Partenza da loc. Croce D'Aune con destinazione Rif. Dal Piaz.
Le previsioni davano tempo soleggiato con velature, ma qua il grigiore regna sovrano... Caffettino e via, imbocchiamo subito la forestale che in 10 km dovrebbe portarci al rifugio. Il fondo è inizialmente bagnato e coperto di fogliame, poi salendo diventa più asciutto e sassoso con tratti finali su pura roccia scavata dal fianco della montagna.
Per qualche momento a meta' salita crediamo di vedere spuntare un timido sole ma dalla pianura sottostante enormi nuvoloni bianchi cominciano a salire ed inseguirci.. gli ultimi tornanti son a visibilità 20 metri, tant'è che non vediamo nemmeno il rifugio davanti al naso!
Vedo Matteo salire ancora verso il passo... pare ci sia una macchia di azzurro lassù ! Lo seguo. Non credo ai miei occhi: la nebbia lascia spazio ad uno spettacolo unico, sembra di stare in Paradiso sopra un mare di gonfie nuvole bianche! Incantevole! Richiamiamo anche Massimo e Stefano e vai con le foto: Matteo si e' anche portato la reflex, perchè non approfittarne?

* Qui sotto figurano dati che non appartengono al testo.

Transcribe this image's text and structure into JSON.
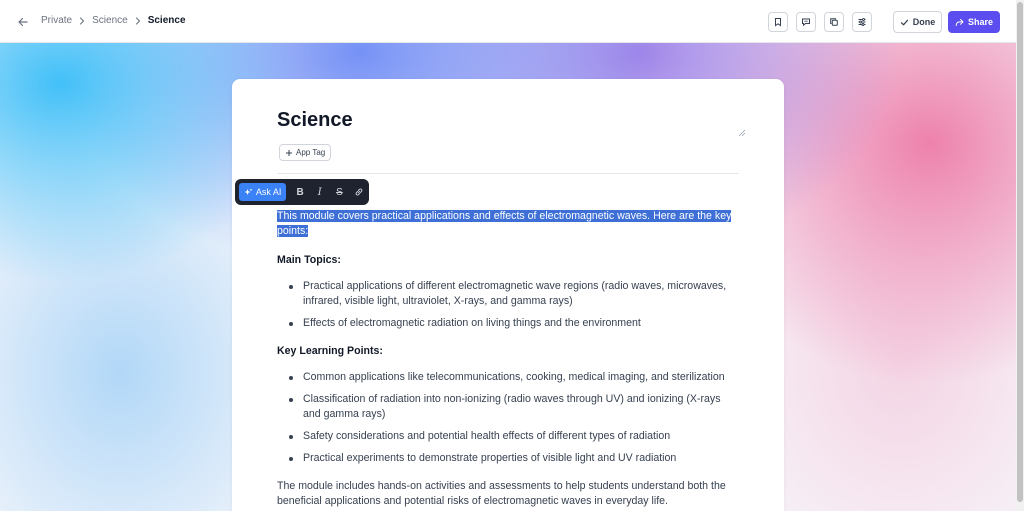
{
  "breadcrumb": {
    "items": [
      "Private",
      "Science",
      "Science"
    ]
  },
  "toolbar": {
    "icons": [
      "bookmark-icon",
      "comment-icon",
      "copy-icon",
      "sliders-icon"
    ],
    "done_label": "Done",
    "share_label": "Share"
  },
  "document": {
    "title": "Science",
    "app_tag_label": "App Tag",
    "format_bar": {
      "ask_ai_label": "Ask AI",
      "bold": "B",
      "italic": "I",
      "strike": "S"
    },
    "intro": "This module covers practical applications and effects of electromagnetic waves. Here are the key points:",
    "sections": [
      {
        "heading": "Main Topics:",
        "items": [
          "Practical applications of different electromagnetic wave regions (radio waves, microwaves, infrared, visible light, ultraviolet, X-rays, and gamma rays)",
          "Effects of electromagnetic radiation on living things and the environment"
        ]
      },
      {
        "heading": "Key Learning Points:",
        "items": [
          "Common applications like telecommunications, cooking, medical imaging, and sterilization",
          "Classification of radiation into non-ionizing (radio waves through UV) and ionizing (X-rays and gamma rays)",
          "Safety considerations and potential health effects of different types of radiation",
          "Practical experiments to demonstrate properties of visible light and UV radiation"
        ]
      }
    ],
    "outro": "The module includes hands-on activities and assessments to help students understand both the beneficial applications and potential risks of electromagnetic waves in everyday life."
  },
  "colors": {
    "accent": "#5b4df0",
    "selection": "#3d6fd6",
    "ask_ai": "#3b82f6",
    "format_bar": "#1f2330"
  }
}
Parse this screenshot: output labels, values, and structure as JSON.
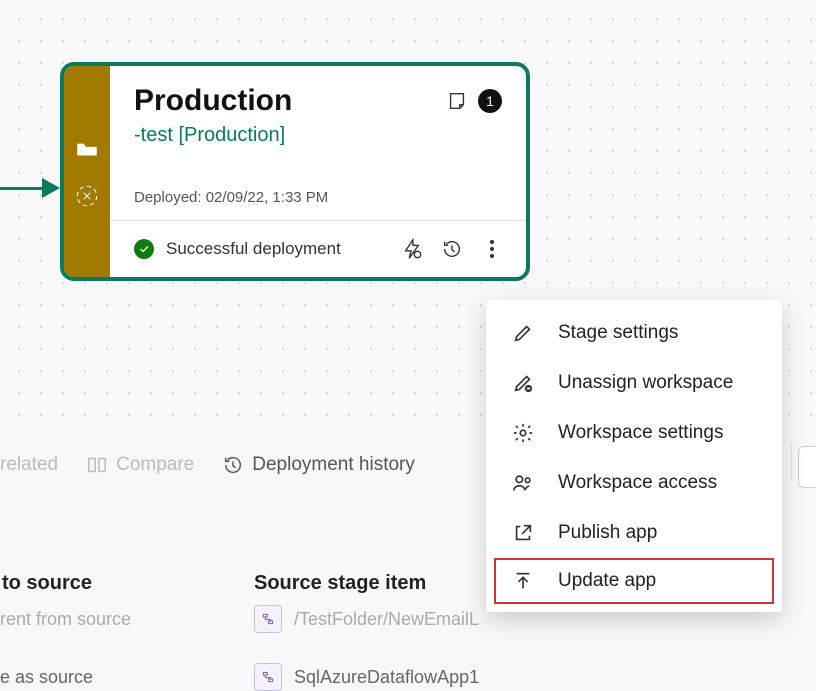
{
  "stage": {
    "title": "Production",
    "subtitle": "-test [Production]",
    "deployed_label": "Deployed: 02/09/22, 1:33 PM",
    "status_text": "Successful deployment",
    "badge_count": "1"
  },
  "menu": {
    "items": [
      {
        "label": "Stage settings"
      },
      {
        "label": "Unassign workspace"
      },
      {
        "label": "Workspace settings"
      },
      {
        "label": "Workspace access"
      },
      {
        "label": "Publish app"
      },
      {
        "label": "Update app"
      }
    ]
  },
  "toolbar": {
    "related": "related",
    "compare": "Compare",
    "history": "Deployment history"
  },
  "columns": {
    "to_source": "to source",
    "source_stage_item": "Source stage item",
    "row1_a": "rent from source",
    "row1_b": "/TestFolder/NewEmailL",
    "row2_a": "e as source",
    "row2_b": "SqlAzureDataflowApp1"
  }
}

Ridiscendiamo poi al rifugio dove ci aspetta fumante un delizioso piattone di tagliatelle ai funghi e una fetta di crostata /strudel. Caffettino offerto dai gestori e ci prepariamo a scendere.

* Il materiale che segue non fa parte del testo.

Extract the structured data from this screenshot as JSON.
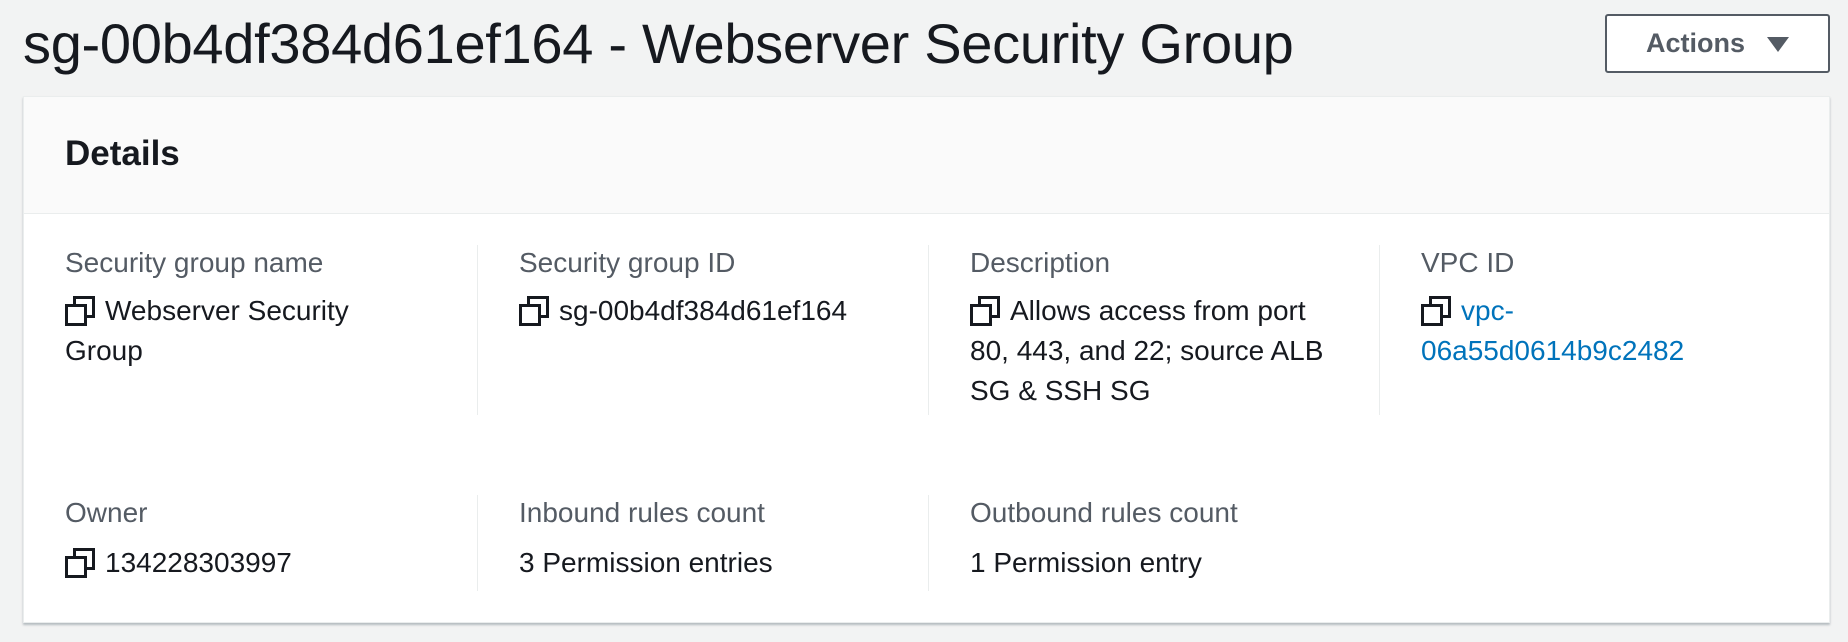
{
  "header": {
    "title": "sg-00b4df384d61ef164 - Webserver Security Group",
    "actions_label": "Actions"
  },
  "details": {
    "title": "Details",
    "security_group_name": {
      "label": "Security group name",
      "value": "Webserver Security Group"
    },
    "security_group_id": {
      "label": "Security group ID",
      "value": "sg-00b4df384d61ef164"
    },
    "description": {
      "label": "Description",
      "value": "Allows access from port 80, 443, and 22; source ALB SG & SSH SG"
    },
    "vpc_id": {
      "label": "VPC ID",
      "value": "vpc-06a55d0614b9c2482",
      "line1": "vpc-",
      "line2": "06a55d0614b9c2482"
    },
    "owner": {
      "label": "Owner",
      "value": "134228303997"
    },
    "inbound_rules_count": {
      "label": "Inbound rules count",
      "value": "3 Permission entries"
    },
    "outbound_rules_count": {
      "label": "Outbound rules count",
      "value": "1 Permission entry"
    }
  },
  "icons": {
    "copy": "copy-icon",
    "caret": "caret-down-icon"
  },
  "colors": {
    "link": "#0073bb",
    "page_background": "#f2f3f3",
    "panel_header_background": "#fafafa",
    "text_primary": "#16191f",
    "text_secondary": "#545b64"
  }
}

Massimo e Stefano optano per seguire la forestale dell'andata, io e Matteo ci buttiamo tra la fitta nebbia sul sentiero direttissimo. La prima parte e' molto bella: stretto single track su sentiero scavato dall'acqua, tecnico al punto giusto. Sbuchiamo sulla strada, tagliando tre tornanti. Aspettiamo anche Massimo e Stefano, poi giù assieme. Evitiamo il secondo tratto di sentiero, ci dicono sia qualcosa simile di una parete verticale ma ci dividiamo nuovamente alla terza intersezione. Ora il sentiero è in mezzo al bosco.
Tratti su fondo terroso battuto con radici lasciano lo spazio a tratti molto rovinati di rocce bagnate e coperte di fogliame, ove per qualche decina di metri preferiamo scendere a piedi. Il sentiero si fa poi meno dissestato e risaliti in sella ci fiondiamo giù a palla, intersecando nuovamente il sentiero dell'andata e da questo su uno spettacolare letto di foglie fino al parcheggio di Croce d'Aune.
Molto bella la variante, con fondo più asciutto si sarebbe potuta fare tutta in sella tranquillamente!